In 2007 Iran had 19,161 kilometers of natural gas pipelines, 8,438 kilometers of oil pipelines, 7,936 kilometers of pipelines for refined products, 570 kilometers of pipelines for liquid petroleum gas, and 397 kilometers of pipelines for gas condensate. Iran's central pipeline infrastructure was designed for the distribution of natural gas for domestic use and for the domestic transit of oil, including from offshore oil fields to processing centers. That structure was subsequently supplemented as the natural gas industry and the fuel export industry expanded. Since 2000 several new natural gas pipelines were planned. In 2006 plans called for new pipelines to exploit markets in Armenia and Pakistan. In 2007 a new 160-kilometer line to Armenia began operations. However, a 2,600-kilometer line to Pakistan, which potentially also could supply India, remains in the negotiation stage. Some had failed by 2008 because of geopolitical considerations (for example, US opposition to a key Iranian role in delivering Central Asian oil and gas to the West), and some, such as the gas export line from Iran to Turkey, function at reduced capacity.

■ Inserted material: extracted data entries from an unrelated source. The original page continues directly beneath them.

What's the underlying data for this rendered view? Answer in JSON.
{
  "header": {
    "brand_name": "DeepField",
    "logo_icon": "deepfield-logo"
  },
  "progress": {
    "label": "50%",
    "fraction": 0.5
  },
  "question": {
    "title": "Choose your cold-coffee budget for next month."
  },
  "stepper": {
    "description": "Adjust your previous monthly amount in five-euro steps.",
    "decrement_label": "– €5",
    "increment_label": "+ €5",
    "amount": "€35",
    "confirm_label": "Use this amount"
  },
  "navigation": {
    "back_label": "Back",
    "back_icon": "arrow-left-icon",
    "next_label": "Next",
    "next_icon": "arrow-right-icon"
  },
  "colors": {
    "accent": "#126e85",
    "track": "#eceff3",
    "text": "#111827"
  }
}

Natural gas had also become important to Iran's economy, output of which in 2006 was 105 billion cubic meters. A large share of Iran's natural gas reserves are believed to remain untapped, although gas already accounted for nearly one-half of energy consumption. With massive government investments planned, the share of gas in energy production was expected to rise quickly in ensuing years. In 2007 Iran's estimated income from exports was US$76.5 billion (free on board-f.o.b.), 85 percent of which came from petroleum and natural gas.